Took an impulsive detour last night -- 16 kilometers up a gravel, pitted, bouldery sort of road -- just to see what was at the end. At the end was a lake and a trailhead, and a sign with a funny, cartoon drawing of a porcupine that warned us that critters will eat your tires, brake linings, etc., and to protect your vehicle with chicken wire. "We are not joking," concluded the sign. And they weren't. The cars parked there were indeed surrounded by chicken wire. The things I learn... .
I love Canada, especially the road signs. One, warning of wildlife (animaux sauvages) in the vicinity, is a large, white cutout of an antlered wapiti (elk), with a neon-orange round eye. The picture for falling rock took me a moment to decipher -- it looked like a bear's paw at first. And the one for trucks entering the roadway looks like the truck is going to run smack into the road: Kaboom!

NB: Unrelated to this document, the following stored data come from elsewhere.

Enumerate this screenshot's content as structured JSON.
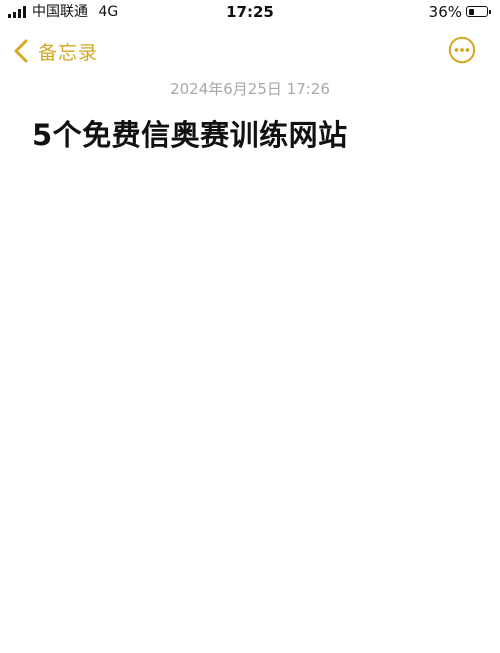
{
  "status_bar": {
    "carrier": "中国联通",
    "network": "4G",
    "time": "17:25",
    "battery_percent": "36%",
    "battery_level": 0.36
  },
  "nav": {
    "back_label": "备忘录",
    "back_icon": "chevron-left-icon",
    "more_icon": "ellipsis-circle-icon",
    "accent_color": "#d6a721"
  },
  "note": {
    "date": "2024年6月25日 17:26",
    "title": "5个免费信奥赛训练网站"
  }
}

On the way here from Fernie, via Cranbrook and Creston, is a kitschy place called The Glass House. A guy in the funeral trade (trading corpses for what?) decided to build a whimsical home for himself and the missus out of empty, sealed embalming-fluid bottles. It's actually quite livable and sweet: round rooms. He had so much fun, he kept building, mostly little round watchtowers, an arched bridge, what-have-you. Then came the landscaping. (Mind, all this is built on bedrock along the shores of Kootenay Lake -- an idyllic setting). The waterwheel isn't bad, but all the dwarves, Snow White, deer, etc. get a bit too cute. Still, it's quite charming and worth the five bucks for a tour (given by his sweet, early-20s granddaughter). Beat the heck out of the wildlife museum that I stopped in (seduced by the roadway signs), which was a morose collection of stuffed mammals and live pheasants (gorgeous plumes on those caged birds).

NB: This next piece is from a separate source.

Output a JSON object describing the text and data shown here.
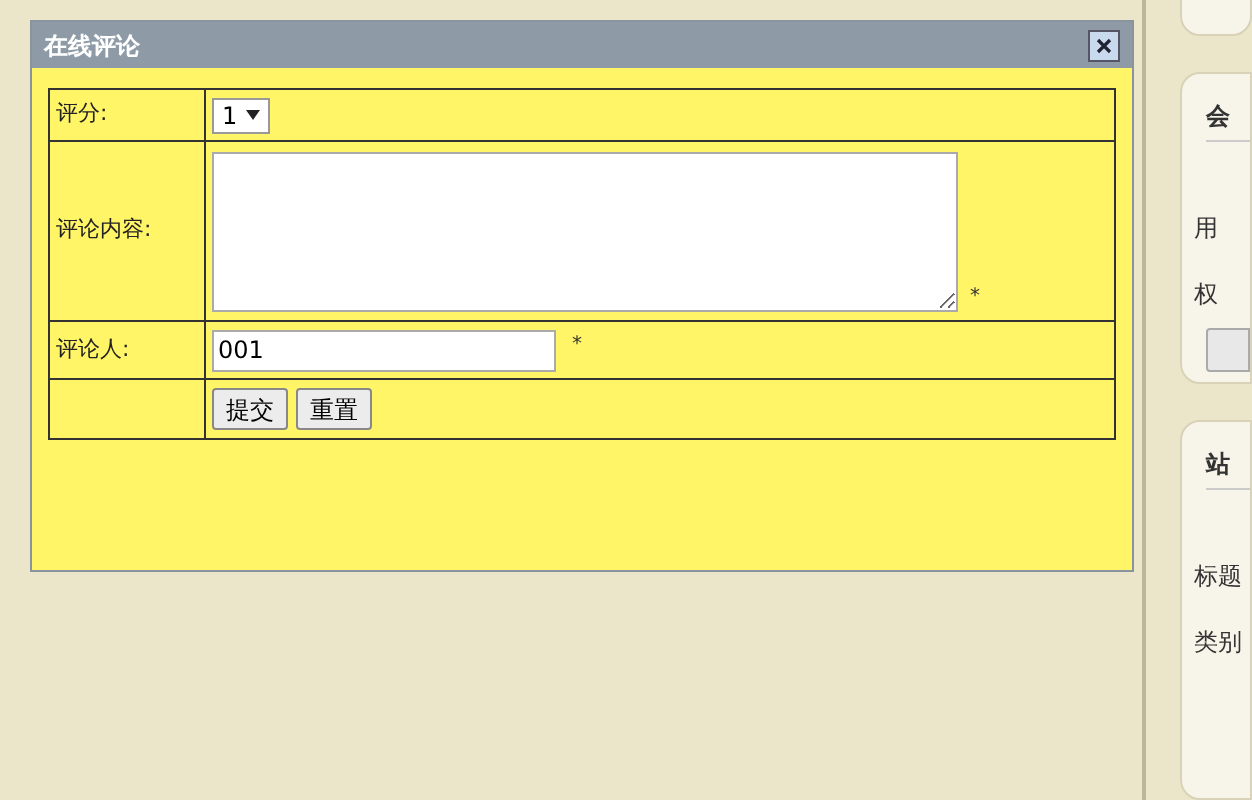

Some moments, being on the road is fabulous: driving along two-lane, line-less highways, blasting the Rolling Stones' "You Can't Always Get What You Want." Other times, I long for a stable roof over my head, particularly when it comes to fixing myself a meal. God, I'd love to have access to an oven just to bake myself a spanakopita, or maybe a cobbler, or... . Cooking in the rain sucks when you don't have adequate shelter, and I don't even try. I'm spending far more than budgeted on eating out. (What else is new?) On the other hand, I prefer bathing in the eddy of a fast-flowing creek to a bathtub any day, and my hair is so much softer when rinsed regularly with creek water. True, hot running water is one of our finer inventions, but those creeks sure are fine, too.
Time's up. I'll keep y'all posted as I can. My love to everyone.